The Lab is supported by production company New Mandate Films, which develops both global film and television projects around Jewish and Israeli themes, and produced the Emmy-nominated film The Survivor and the upcoming documentary feature The Commandant’s Shadow, which just premiered in Docaviv and won a prize from Yad Vashem for outstanding Holocaust-related documentary; producer Gideon Tadmor; the Jerusalem Municipality; and the Sam Spiegel Estate.
Dana Blankstein Cohen, the executive director of the Sam Spiegel Film and Television School, said, “In such a difficult and heartbreaking reality for our entire region, the role of creativity takes on a deeper meaning than ever.

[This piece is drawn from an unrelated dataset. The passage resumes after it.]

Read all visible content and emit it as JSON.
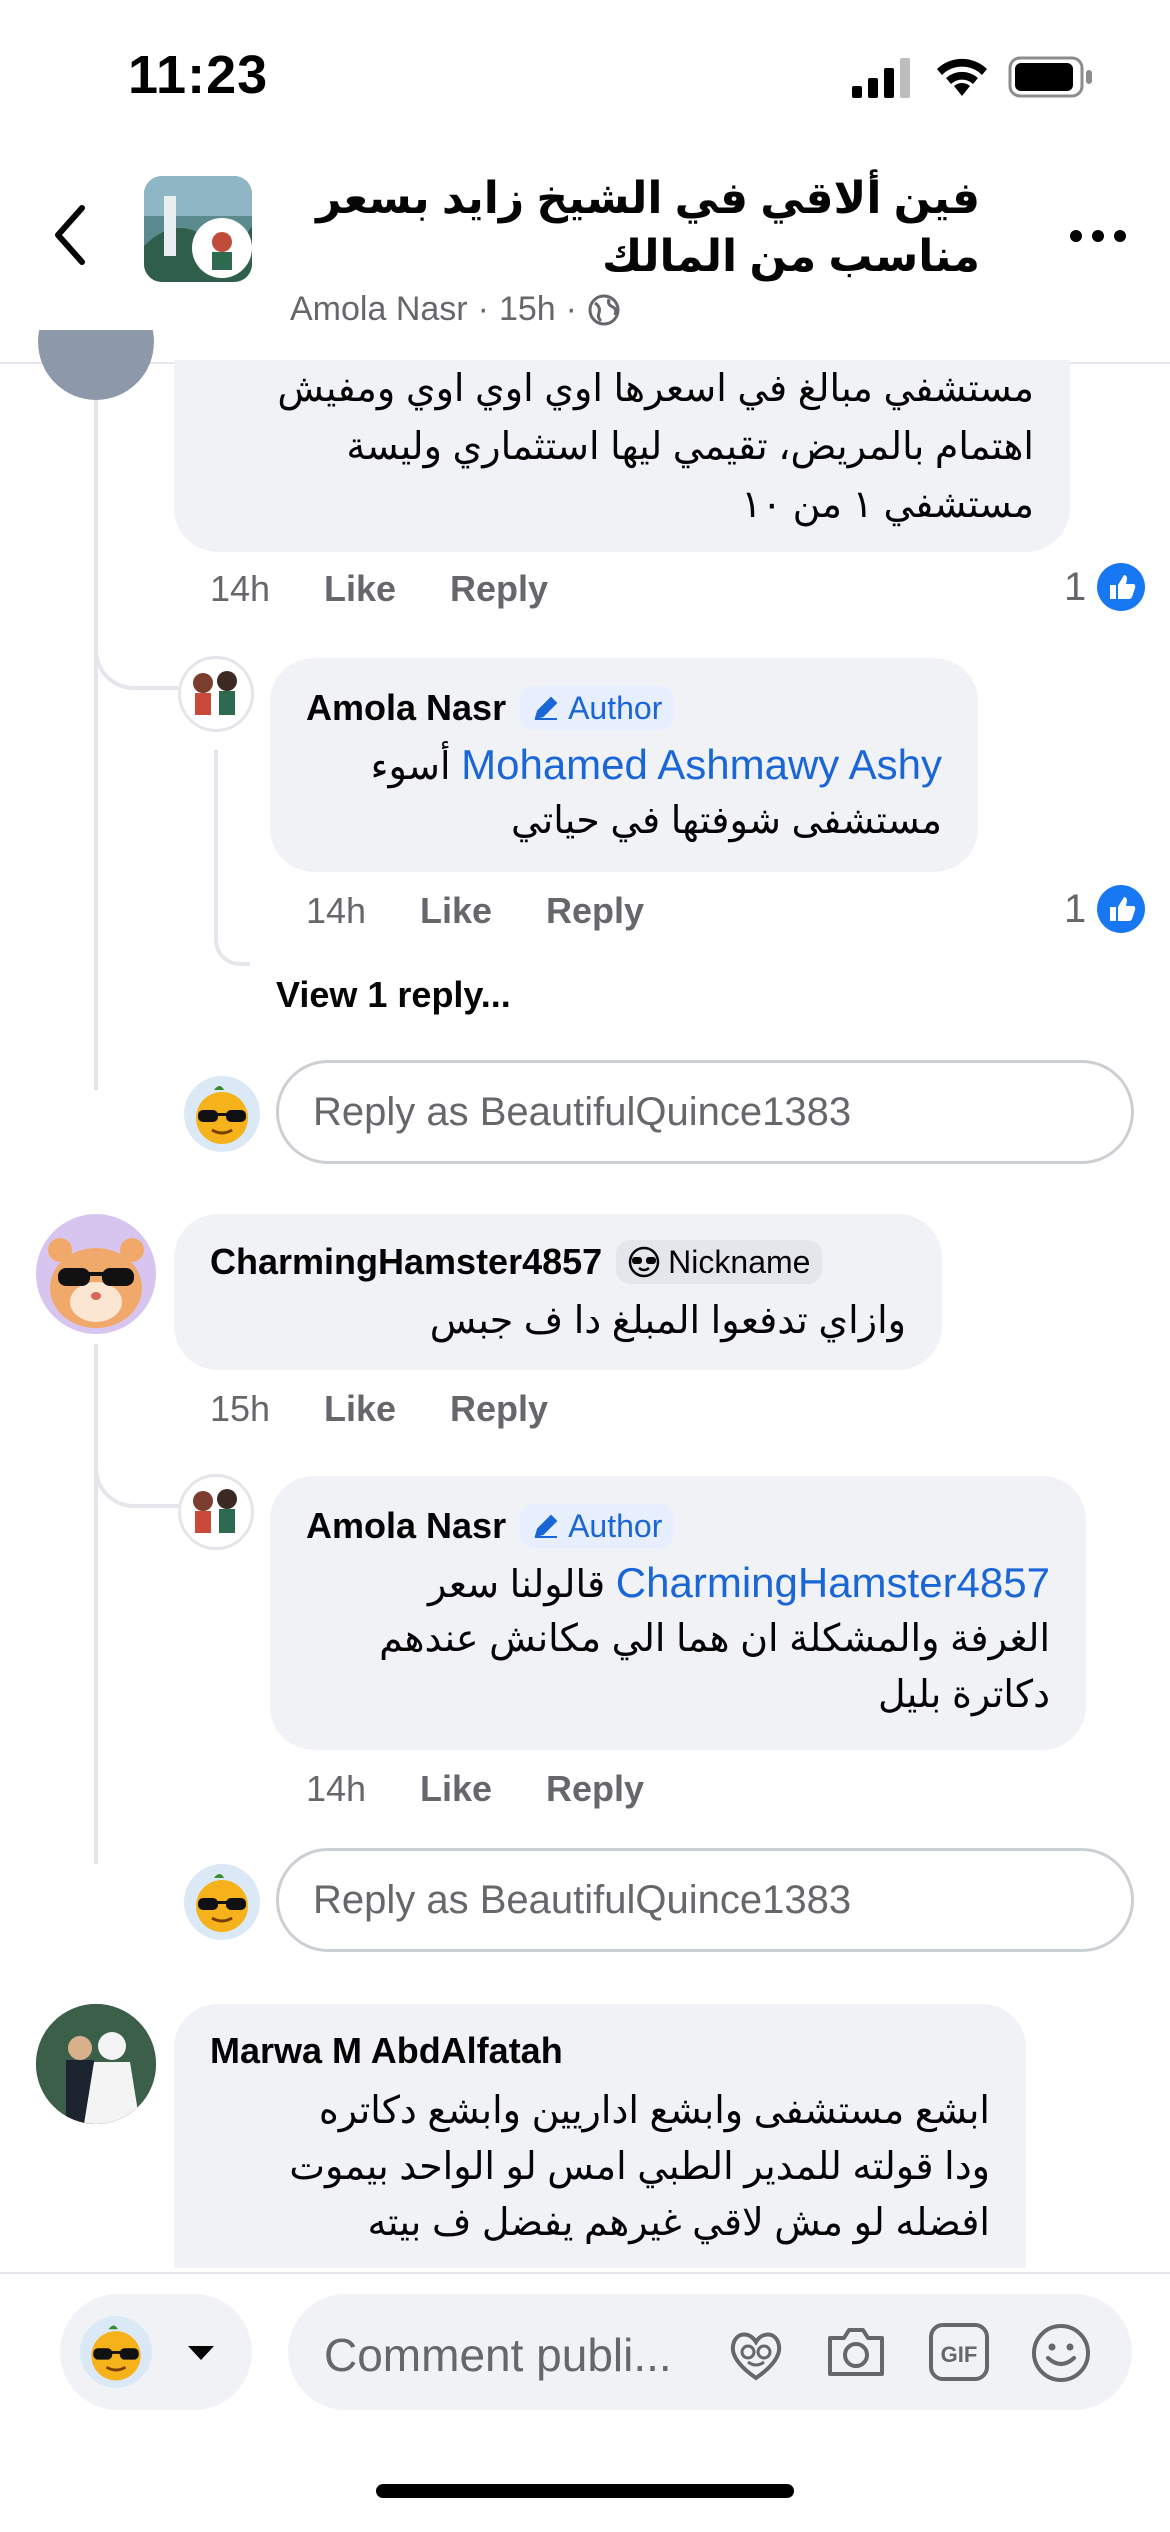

“The possibility of giving room to diverse, brave, human, and extraordinary voices, those that need to reach the screen, is not taken for granted these days, and we are grateful for the possibility to give hope of a better future for artistic creation.”
Mor Eldar, the director of the Sam Spiegel Film and Series Labs added, “We are honored to be providing a ray of light to the young creators, in these harsh times, a chance to delve into their stories, which, we are sure, will capture the hearts of the audience in the future.”
The second edition of Series Mania culminated in a pitching event at the prestigious international television competition in France earlier this year.